Not only that, but he brazenly puts out a very wordy statement last night the Arabic language of which is poetry! I never thought he was capable of such literate and poetic language before, but I raise my hat to him, if it indeed was written by him in the first place. I had to re-read it a couple of times to try to get to the gist of it as it is teaming with idioms, lore, advice, castigation and flowery prose.

Poetry though does not exonerate one from perceived crimes, and putting out statements rather than facing questioning in committee in parliament as set in the constitution and parliamentary bylaws is once again a transgression that no minister should consider.
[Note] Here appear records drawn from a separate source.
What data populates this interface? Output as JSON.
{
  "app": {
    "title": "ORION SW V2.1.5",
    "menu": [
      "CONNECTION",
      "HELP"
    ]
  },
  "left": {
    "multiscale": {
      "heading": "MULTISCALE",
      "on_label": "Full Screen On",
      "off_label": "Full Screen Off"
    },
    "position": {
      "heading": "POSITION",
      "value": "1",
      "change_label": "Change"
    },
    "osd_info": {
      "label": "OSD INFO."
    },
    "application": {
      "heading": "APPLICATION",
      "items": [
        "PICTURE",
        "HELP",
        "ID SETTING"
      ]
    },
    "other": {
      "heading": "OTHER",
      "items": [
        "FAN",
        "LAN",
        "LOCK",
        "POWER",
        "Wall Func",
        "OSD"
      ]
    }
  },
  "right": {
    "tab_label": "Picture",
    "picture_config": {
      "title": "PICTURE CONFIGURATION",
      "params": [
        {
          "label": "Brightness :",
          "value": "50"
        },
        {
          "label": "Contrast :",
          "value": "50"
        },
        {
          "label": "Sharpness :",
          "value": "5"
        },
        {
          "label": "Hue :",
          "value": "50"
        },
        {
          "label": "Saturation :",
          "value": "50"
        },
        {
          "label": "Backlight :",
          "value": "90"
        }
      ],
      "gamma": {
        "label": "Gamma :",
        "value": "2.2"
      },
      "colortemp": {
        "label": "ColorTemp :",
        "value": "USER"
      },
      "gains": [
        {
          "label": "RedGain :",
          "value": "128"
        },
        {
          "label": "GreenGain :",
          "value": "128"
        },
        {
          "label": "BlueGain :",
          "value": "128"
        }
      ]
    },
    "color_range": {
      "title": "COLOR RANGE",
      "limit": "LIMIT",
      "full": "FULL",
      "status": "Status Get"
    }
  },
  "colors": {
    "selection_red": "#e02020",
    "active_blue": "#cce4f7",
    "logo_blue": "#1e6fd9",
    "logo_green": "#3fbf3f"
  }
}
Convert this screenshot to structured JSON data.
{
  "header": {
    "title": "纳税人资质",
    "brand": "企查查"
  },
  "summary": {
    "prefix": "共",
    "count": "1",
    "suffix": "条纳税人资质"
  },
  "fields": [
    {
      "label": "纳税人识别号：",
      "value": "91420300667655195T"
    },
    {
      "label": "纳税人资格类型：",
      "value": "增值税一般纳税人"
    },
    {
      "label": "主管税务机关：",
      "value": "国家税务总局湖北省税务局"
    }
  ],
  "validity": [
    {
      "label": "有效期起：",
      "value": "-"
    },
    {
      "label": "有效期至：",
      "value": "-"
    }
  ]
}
So, Ahmed, advice from me, if you do want to clear your name and exonerate yourself from those heinous accusations, do yourself a favour and present yourself voluntarily for questioning by parliamentary committees as I am sure you would not want to restrict the questioning simply for financial irregularities, but face your accusers also for your perceived role in the Bandargate affair (which the gutless press can now write about directly without having to go round the houses as the court has made its decision in that case, so that ban has automatically been lifted).

I am glad that someone had dissected the minister’s statement for me though, so thanks go to Adel Marzooq whose analysis of that statement in today’s Al-Wasat rips the respected minister another orifice.